I have to keep reminding myself that I am supposed to be working on my family history and that should mean focusing on the people as well as the places, but these days the places seem to be getting all the attention. I know I shouldn’t fight it, but I do feel a little guilty for neglecting my ancestors.

Following in my ancestors brush strokes

31 Jul

I spent a large part of Saturday with a paintbrush in my hand. It has been quite a while since I had to do any decorating and I had forgotten just how satisfying it can be. It wasn’t actually paint on the brush this time but wood preservative for our new garden shed, but regardless of that I still found it quite rewarding and even therapeutic.

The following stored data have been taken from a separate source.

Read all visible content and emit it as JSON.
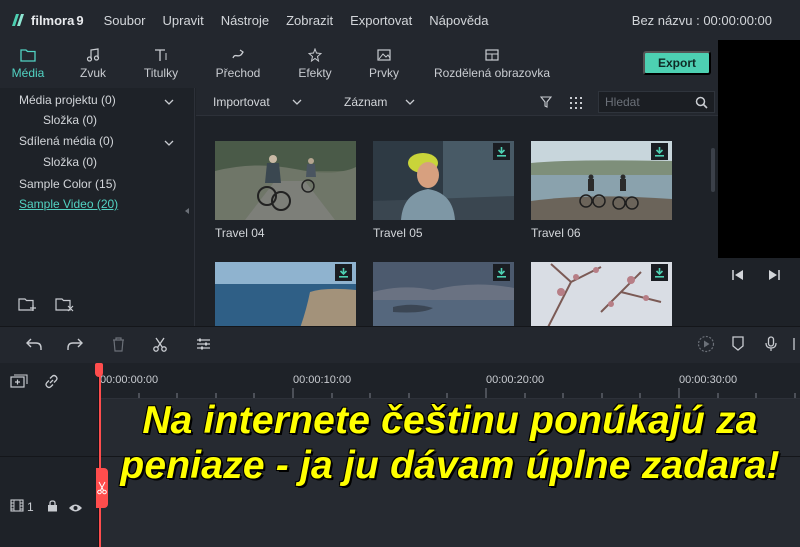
{
  "app": {
    "logo_text": "filmora",
    "logo_version": "9",
    "project_title": "Bez názvu : 00:00:00:00"
  },
  "menu": [
    "Soubor",
    "Upravit",
    "Nástroje",
    "Zobrazit",
    "Exportovat",
    "Nápověda"
  ],
  "tabs": [
    {
      "label": "Média",
      "icon": "folder-icon",
      "active": true
    },
    {
      "label": "Zvuk",
      "icon": "music-note-icon"
    },
    {
      "label": "Titulky",
      "icon": "text-icon"
    },
    {
      "label": "Přechod",
      "icon": "transition-icon"
    },
    {
      "label": "Efekty",
      "icon": "effects-icon"
    },
    {
      "label": "Prvky",
      "icon": "image-icon"
    },
    {
      "label": "Rozdělená obrazovka",
      "icon": "split-screen-icon"
    }
  ],
  "export_label": "Export",
  "sidebar": {
    "items": [
      {
        "label": "Média projektu (0)"
      },
      {
        "label": "Složka (0)"
      },
      {
        "label": "Sdílená média (0)"
      },
      {
        "label": "Složka (0)"
      },
      {
        "label": "Sample Color (15)"
      },
      {
        "label": "Sample Video (20)",
        "selected": true
      }
    ]
  },
  "content_toolbar": {
    "import_label": "Importovat",
    "record_label": "Záznam",
    "search_placeholder": "Hledat"
  },
  "media": [
    {
      "label": "Travel 04",
      "download": false
    },
    {
      "label": "Travel 05",
      "download": true
    },
    {
      "label": "Travel 06",
      "download": true
    },
    {
      "label": "",
      "download": true
    },
    {
      "label": "",
      "download": true
    },
    {
      "label": "",
      "download": true
    }
  ],
  "timeline": {
    "ticks": [
      "00:00:00:00",
      "00:00:10:00",
      "00:00:20:00",
      "00:00:30:00"
    ],
    "track_number": "1"
  },
  "overlay_text": "Na internete češtinu ponúkajú za peniaze - ja ju dávam úplne zadara!",
  "colors": {
    "accent": "#52d3c3",
    "export_button": "#4dd0b2",
    "playhead": "#ff4d4d",
    "overlay_text": "#ffff00"
  }
}
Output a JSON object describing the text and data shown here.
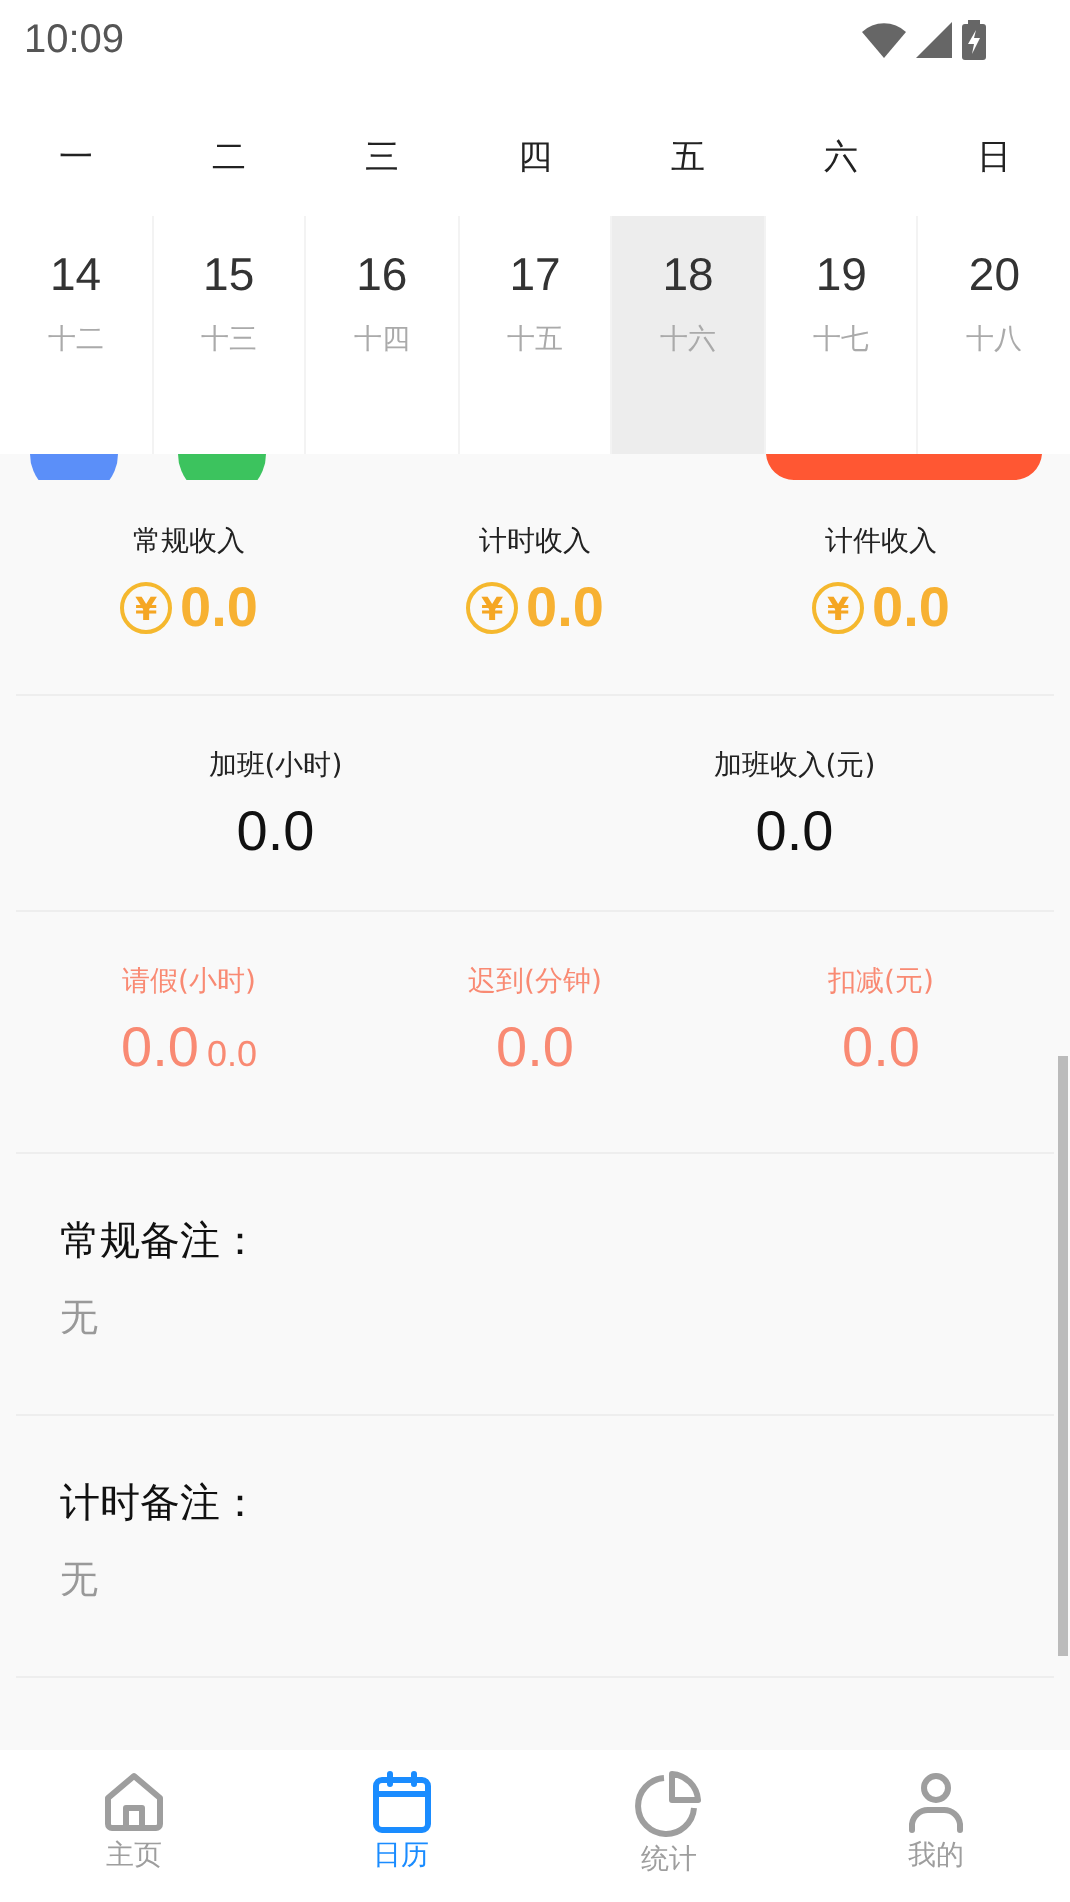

It is especially satisfying when I consider how many of my ancestors have earned their living with a paintbrush. Both my father and grandfather were painters and decorators and until a few years ago that was as far as my decorating ancestry extended.

Then I discovered the name of my illegitimate grandfather’s father and his occupation. I was surprised to discover that my great-grandfather had also been a decorator (and a sign-writer), this shared occupation made perfect sense, although I can’t say for certain that there was any connection between the fact that my grandfather shared the same occupation as his father. I don’t even know if there was ever any connection between the two.

With a new branch of my family tree to explore there were many new discoveries to be made, but the biggest surprise was the discovery that not only was my newly discovered great-grandfather a decorator but so was his father, and his grandfather, and his great-grandfather. My father recalled that he was once jokingly told at school that painting was in his blood, little did he know then how true that really was.

I don’t recall any painting lessons but I am sure some of the skill was probably picked up from my father, as he probably learnt from his father as a youngster. Beyond that it is impossible to say whether the skill was passed down from father to son, but when I stand with a paintbrush in my hand I know I really am following in my ancestor’s footsteps or at least their brush strokes.